Stroman is on the fast track. The 5-9 fireballer has defied the theory that smaller pitchers aren't durable and can't throw as hard as bigger players. His fastball consistently has been in the range of 94 to 96 mph, topping out at 98. His curveball is flat-out nasty.
But Stroman's attributes are not limited to physical assets. He's cool, unflappable and well-equipped to deal with pressure. He's got a good head on his shoulders, too.
"I could have signed with the Washington Nationals after high school but I made the right decision to attend Duke," said Stroman, who was named Atlantic Coast Conference freshman of the year this past season. "There's the opportunity to maximize my potential and see more money than when I came out of high school. And I got a head start on my education."

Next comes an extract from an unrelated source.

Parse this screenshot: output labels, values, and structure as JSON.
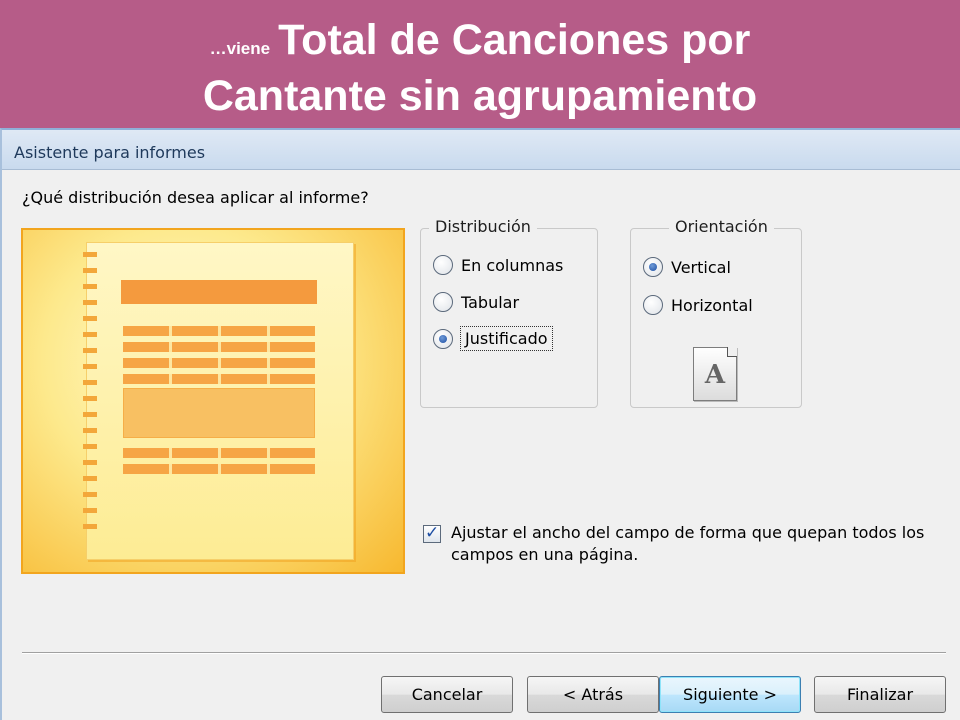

He was drafted by the Nationals as a dual-position player - shortstop and pitcher - in the 18th round in 2009.
"I'm versatile, which is good moving forward," said Stroman, who had a 3.2 GPA in his freshman year. "I'll play shortstop at Duke and they'll pitch me on Sundays. I've always been a dual-position player. It's second nature for me, but you rarely have guys in college doing it."
Stroman says he's itching to swing the bat in the CCL. But he knows his role this summer is to close games for Orleans.
"Whatever puts me on the fast track to the big leagues is what I want," he said. "Closing games is a challenge. You need your best stuff for one inning. There's no pacing yourself; you just blow it out and go after people. I love the pressure."
Stroman enjoyed himself at Fenway. He was surrounded by family, friends and high school coach Tony Frascogna, and pleasantly surprised to see his sister Sabria sitting behind the first-base dugout. A group of Long Island travel- team players serenaded him with the Yankees' famous roll call during the second inning and again while he sat on the team bus.
"The roll call on the streets of Boston was very cool," he said, laughing. "It was hilarious. All the guys loved it. What a great night."
Stroman said his goal is to play for Team USA next year. "I would love to get an invite and go try out,'' he said. "If not, I'll come back to the Cape. It's a great place to play the game I love."